Sen. Shevrin Jones, D-West Park, called the proposed change “a smart move,” as the state faces a budget shortfall in the upcoming fiscal year because of economic damage caused by the COVID-19 pandemic. Lawmakers will craft a budget for the 2021-2022 fiscal year during the legislative session.
But Sen. Lori Berman, D-Delray Beach, expressed concerns about plans to offset the increase in potential revenue.
“We are in a crisis right now,” Berman said. “We have a lot of social services that we're talking about having to make cuts. And this is a time when people are truly in dire circumstances. So, I'd like to make sure that the vast majority of this increase, the increase that we'll be collecting under the tax that's already in existence, will go to social services.”
Sen. Ed Hooper, R-Clearwater, and Sen. Ray Rodrigues, R-Estro, voiced support for Gruters offsetting the increase with a reduction in the commercial rent tax, which lawmakers have been chipping away at for several years.
Hooper said the exchange would be “another way to help strengthen our brick-and-mortar stores.”
As consumers have shifted to buying more products online during the pandemic, the potential amount of tax revenue from making the change has increased. When a similar proposal went before lawmakers in 2020, a staff analysis projected the change would generate $479 million for the state government and $132.9 million for local governments.
The 2020 proposal did not get through Senate committees. The House never took up its version of the bill, which was sponsored by Rep. Chuck Clemons, a Newberry Republican who is again sponsoring the issue for the 2021 session (HB 15).
Clemons’ bill has not been heard in committees in advance of this year’s session.
Lobbyist Ida Eskamani, representing the group Florida Rising, asked Gruters to also consider closing corporate tax loopholes to further increase revenue.
Gruters maintained that because e-commerce isn’t going away, his proposal is about providing fairness to Florida businesses.
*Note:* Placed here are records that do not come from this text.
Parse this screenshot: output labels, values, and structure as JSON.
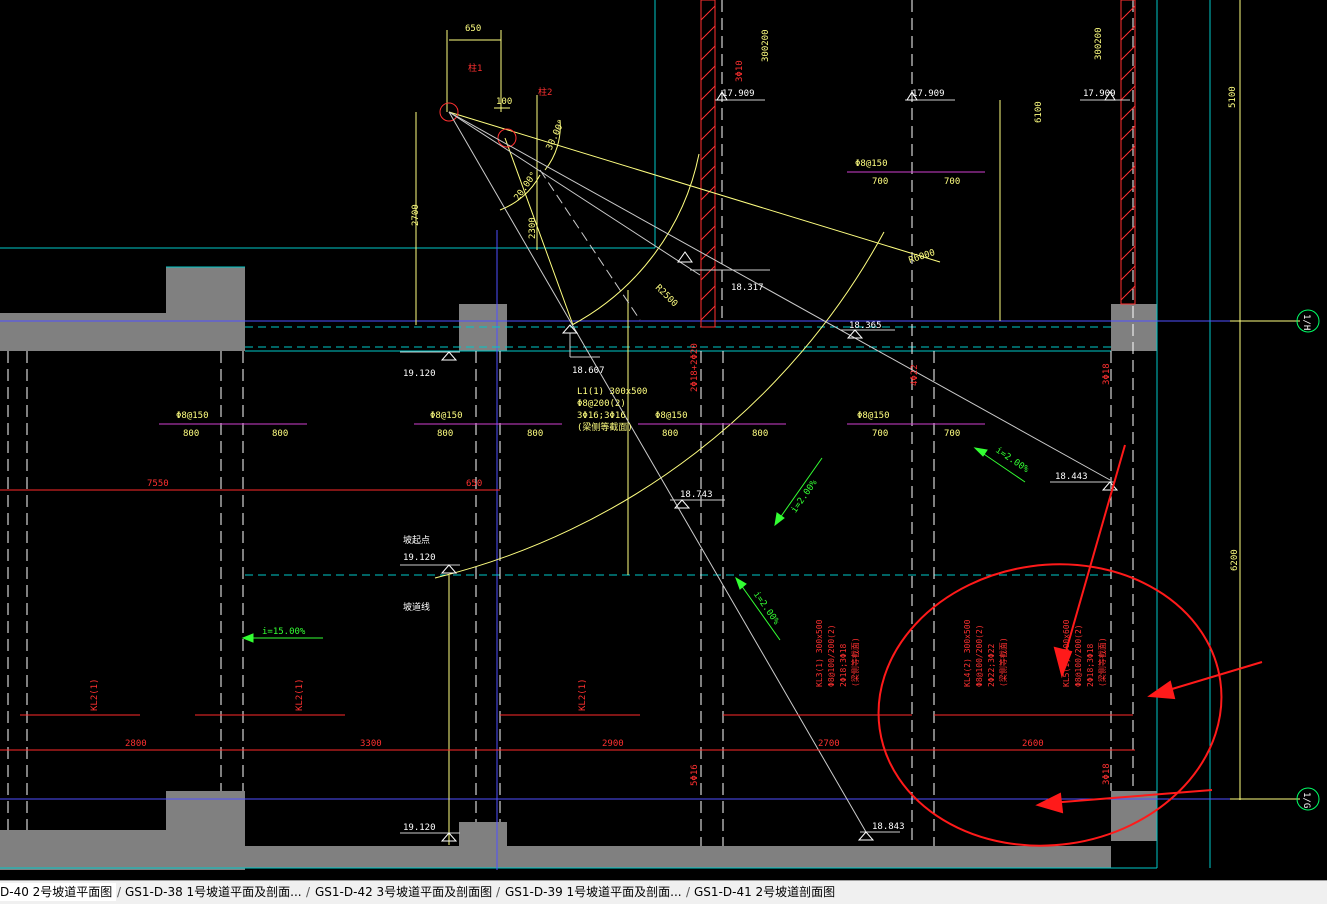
{
  "colors": {
    "background": "#000000",
    "wall_fill": "#808080",
    "axis_cyan": "#00c8c8",
    "grid_blue": "#4a4aff",
    "dim_yellow": "#ffff80",
    "annot_red": "#ff2a2a",
    "slope_green": "#33ff33",
    "rebar_magenta": "#d040d0",
    "arrow_red": "#ff1a1a"
  },
  "drawing": {
    "top_dims": {
      "d650": "650",
      "d100": "100",
      "d2700": "2700",
      "d2300": "2300",
      "d6100": "6100",
      "d5100": "5100",
      "d6200": "6200"
    },
    "col_labels": {
      "zhu1": "柱1",
      "zhu2": "柱2",
      "angle30": "30.00°",
      "angle20": "20.00°"
    },
    "radii": {
      "r6000": "R6000",
      "r2500": "R2500"
    },
    "elevations": {
      "e17909a": "17.909",
      "e17909b": "17.909",
      "e17909c": "17.909",
      "e18317": "18.317",
      "e18365": "18.365",
      "e18607": "18.607",
      "e19120a": "19.120",
      "e19120b": "19.120",
      "e19120c": "19.120",
      "e18743": "18.743",
      "e18443": "18.443",
      "e18843": "18.843"
    },
    "top_walls": {
      "wall_a": "300200",
      "wall_b": "300200",
      "bar_a": "3Φ10"
    },
    "rebar": {
      "r1": "Φ8@150",
      "r2": "Φ8@150",
      "r3": "Φ8@150",
      "r4": "Φ8@150",
      "r5": "Φ8@150"
    },
    "spans": {
      "s800a": "800",
      "s800b": "800",
      "s800c": "800",
      "s800d": "800",
      "s800e": "800",
      "s800f": "800",
      "s700a": "700",
      "s700b": "700",
      "s700c": "700",
      "s700d": "700"
    },
    "beam_l1": {
      "line1": "L1(1) 300x500",
      "line2": "Φ8@200(2)",
      "line3": "3Φ16;3Φ16",
      "line4": "(梁侧等截面)"
    },
    "slopes": {
      "sl1": "i=2.00%",
      "sl2": "i=2.00%",
      "sl3": "i=2.00%",
      "sl4": "i=15.00%"
    },
    "dims_mid": {
      "d7550": "7550",
      "d650b": "650"
    },
    "dims_bottom": {
      "d2800": "2800",
      "d3300": "3300",
      "d2900": "2900",
      "d2700b": "2700",
      "d2600": "2600"
    },
    "kl_labels": {
      "k1": "KL2(1)",
      "k2": "KL2(1)",
      "k3": "KL2(1)"
    },
    "kl_blocks": {
      "kl3": [
        "KL3(1) 300x500",
        "Φ8@100/200(2)",
        "2Φ18;3Φ18",
        "(梁侧等截面)"
      ],
      "kl4": [
        "KL4(2) 300x500",
        "Φ8@100/200(2)",
        "2Φ22;3Φ22",
        "(梁侧等截面)"
      ],
      "kl5": [
        "KL5(1) 300x600",
        "Φ8@100/200(2)",
        "2Φ18;3Φ18",
        "(梁侧等截面)"
      ]
    },
    "misc": {
      "bar3f8a": "3Φ18",
      "bar3f8b": "3Φ18",
      "bar4f22": "4Φ22",
      "bar5f16": "5Φ16",
      "nixian1": "坡起点",
      "nixian2": "坡道线"
    },
    "axes": {
      "ax1": "1/H",
      "ax2": "1/G"
    }
  },
  "tabs": [
    {
      "label": "D-40 2号坡道平面图",
      "active": true
    },
    {
      "label": "GS1-D-38 1号坡道平面及剖面...",
      "active": false
    },
    {
      "label": "GS1-D-42 3号坡道平面及剖面图",
      "active": false
    },
    {
      "label": "GS1-D-39 1号坡道平面及剖面...",
      "active": false
    },
    {
      "label": "GS1-D-41 2号坡道剖面图",
      "active": false
    }
  ]
}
“They're paying for the employees to be there. They're contributing to overall society,” Gruters said. “We've been allowing our local retailers to get completely ripped off from the fairness standpoint by foreign companies and out-of-state retailers.”
Gruters’ proposal uses a 2018 U.S. Supreme Court decision in a case known as South Dakota v. Wayfair as a basis for trying to require out-of-state businesses to collect and remit the taxes to Florida.
The decision against Wayfair, a large online retailer with no physical presence in South Dakota, overturned a “physical presence test,” expanding states’ abilities to collect sales taxes.
A South Dakota law, which focuses on remote sellers with $100,000 of sales or 200 individual transactions into the state, has since been copied by 43 states and the District of Columbia.